How the universe’s first molecule helped ignite the stars
Not long after the Big Bang, the universe was still scorching hot and filled with loose particles. It took hundreds of thousands of years before things cooled down enough for atoms to come together and form the first molecule. That molecule was the helium hydride ion (HeH⁺).
Dr. Holger Kreckel and his team at the Max Planck Institute for Nuclear Physics (MPIK) discovered that one of this molecule’s most important reactions happens much faster than scientists used to think. That finding changes how we understand the birth of stars.
First molecule cooled universe
HeH⁺ forms when a helium atom grabs a proton, creating a charged molecule. Because it can give off energy in several ways, it helps hot gas cool down. This cooling is necessary for gas clouds to collapse and eventually create stars.
As the gas cools more, gravity pulls it tighter, and the pressure builds until nuclear fusion kicks in. That’s how stars begin. Whether or not enough helium hydride survives during this time has a big effect on whether stars can form.
In 2019, scientists finally spotted HeH⁺ in space, in a cloud called NGC 7027. The molecule looked just like predictions had said, proving it was real and active in the cosmos.
But HeH⁺ doesn’t last forever. It reacts with other atoms like hydrogen or deuterium (a form of hydrogen with an extra neutron), and turns into different molecules. That reduces how much of it is available to help gas clouds cool down when it matters most.
Helium hydride reacts faster
For years, scientists believed this HeH⁺ reaction slowed way down at cold temperatures. They thought there was an invisible barrier stopping the reaction from happening easily. But newer research suggests that barrier might not exist after all.
Kreckel’s team put this idea to the test in a lab. They made HeH⁺ ions and hit them with deuterium atoms at temperatures just above absolute zero to mimic conditions in the early universe.
“Previous theories predicted a significant decrease in the reaction probability at low temperatures, but we were unable to verify this,” explained Dr. Kreckel. To their surprise, the reaction still happened quickly, even when it was freezing cold.
If the reaction was always fast, there may have been much less HeH⁺ around than we thought. That means it may have played a smaller role in early star formation than many scientists assumed.
Hydrogen cooled the universe sooner
If HeH⁺ wasn’t around in large amounts, other cooling methods must have taken over. One of those is molecular hydrogen (H₂), a very common molecule. It doesn’t cool gas as efficiently as HeH⁺, but once it forms, it gets the job done over a broader temperature range.
The new findings suggest that this shift from HeH⁺ to H₂ happened sooner than expected. That would change how quickly clouds of gas could cool and become stars.

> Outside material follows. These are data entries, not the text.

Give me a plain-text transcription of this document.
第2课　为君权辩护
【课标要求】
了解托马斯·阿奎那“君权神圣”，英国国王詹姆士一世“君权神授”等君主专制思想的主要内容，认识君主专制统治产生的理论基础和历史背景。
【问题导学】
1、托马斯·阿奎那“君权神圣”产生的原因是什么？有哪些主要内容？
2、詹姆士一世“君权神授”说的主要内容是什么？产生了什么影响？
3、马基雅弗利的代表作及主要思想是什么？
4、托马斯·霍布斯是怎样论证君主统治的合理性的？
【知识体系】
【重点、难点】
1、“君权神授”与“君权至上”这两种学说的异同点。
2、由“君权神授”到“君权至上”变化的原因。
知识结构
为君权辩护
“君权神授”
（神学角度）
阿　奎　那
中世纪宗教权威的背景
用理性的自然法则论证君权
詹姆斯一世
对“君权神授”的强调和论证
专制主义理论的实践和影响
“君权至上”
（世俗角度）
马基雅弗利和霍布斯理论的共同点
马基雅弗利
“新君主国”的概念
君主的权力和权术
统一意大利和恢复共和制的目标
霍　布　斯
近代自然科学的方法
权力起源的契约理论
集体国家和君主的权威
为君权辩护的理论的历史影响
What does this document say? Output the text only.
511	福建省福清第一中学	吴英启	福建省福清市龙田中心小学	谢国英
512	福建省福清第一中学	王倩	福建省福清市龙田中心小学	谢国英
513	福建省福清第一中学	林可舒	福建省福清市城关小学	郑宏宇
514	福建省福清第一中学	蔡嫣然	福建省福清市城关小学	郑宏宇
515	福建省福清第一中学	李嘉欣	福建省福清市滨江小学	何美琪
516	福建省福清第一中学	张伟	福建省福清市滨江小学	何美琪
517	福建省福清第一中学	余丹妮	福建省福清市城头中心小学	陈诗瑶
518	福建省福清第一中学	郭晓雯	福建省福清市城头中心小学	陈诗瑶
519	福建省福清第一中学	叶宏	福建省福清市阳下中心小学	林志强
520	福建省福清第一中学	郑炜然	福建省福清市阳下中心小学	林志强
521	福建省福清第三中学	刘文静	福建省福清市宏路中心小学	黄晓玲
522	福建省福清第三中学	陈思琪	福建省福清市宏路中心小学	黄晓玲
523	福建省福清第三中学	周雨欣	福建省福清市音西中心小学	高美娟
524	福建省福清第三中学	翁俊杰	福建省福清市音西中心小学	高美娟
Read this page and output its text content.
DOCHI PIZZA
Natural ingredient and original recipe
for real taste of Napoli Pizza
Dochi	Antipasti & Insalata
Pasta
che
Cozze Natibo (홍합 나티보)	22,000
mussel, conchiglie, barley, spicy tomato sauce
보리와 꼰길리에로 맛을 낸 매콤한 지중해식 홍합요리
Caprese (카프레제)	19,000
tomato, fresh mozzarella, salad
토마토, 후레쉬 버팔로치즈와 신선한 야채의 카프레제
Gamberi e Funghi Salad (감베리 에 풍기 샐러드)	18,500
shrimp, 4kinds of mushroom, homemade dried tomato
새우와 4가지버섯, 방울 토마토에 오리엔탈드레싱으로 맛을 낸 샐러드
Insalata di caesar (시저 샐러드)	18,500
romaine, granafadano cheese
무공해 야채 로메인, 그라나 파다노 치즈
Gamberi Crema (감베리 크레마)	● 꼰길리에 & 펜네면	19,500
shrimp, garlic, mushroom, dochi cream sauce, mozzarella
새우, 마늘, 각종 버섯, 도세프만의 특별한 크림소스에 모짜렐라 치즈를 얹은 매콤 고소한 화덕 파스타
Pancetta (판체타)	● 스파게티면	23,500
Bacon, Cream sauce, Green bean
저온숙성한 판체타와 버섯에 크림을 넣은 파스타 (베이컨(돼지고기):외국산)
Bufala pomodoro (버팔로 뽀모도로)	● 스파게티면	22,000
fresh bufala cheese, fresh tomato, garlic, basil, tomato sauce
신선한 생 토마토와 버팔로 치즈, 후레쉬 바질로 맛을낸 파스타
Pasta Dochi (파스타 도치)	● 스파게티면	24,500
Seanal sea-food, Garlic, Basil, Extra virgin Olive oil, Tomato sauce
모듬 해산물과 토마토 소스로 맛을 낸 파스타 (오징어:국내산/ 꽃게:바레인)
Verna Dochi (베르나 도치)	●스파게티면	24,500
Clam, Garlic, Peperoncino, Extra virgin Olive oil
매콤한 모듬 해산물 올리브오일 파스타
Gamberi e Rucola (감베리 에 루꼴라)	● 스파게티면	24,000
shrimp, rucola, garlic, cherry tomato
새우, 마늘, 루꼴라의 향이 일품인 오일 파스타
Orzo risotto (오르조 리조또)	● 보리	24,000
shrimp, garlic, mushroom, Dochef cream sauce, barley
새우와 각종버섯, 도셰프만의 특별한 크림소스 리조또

Cooling affects the size of the first stars. If a cloud cools slowly, it needs to collect more gas before it can start fusion, making the star bigger. Faster cooling means smaller stars could form. That would lead to more variety in the first generations of stars.
Less HeH⁺ also affects how we read the oldest light in the universe. This light, called the cosmic microwave background (CMB), can be influenced by molecules like HeH⁺. If there was less of it, we may need to rethink how that light moved through space.
First molecules in the early universe
The team used a special machine called the Cryogenic Storage Ring (CSR), which is a large, super-cold ring where particles can move around for up to a minute. This gave them time to study the reactions closely.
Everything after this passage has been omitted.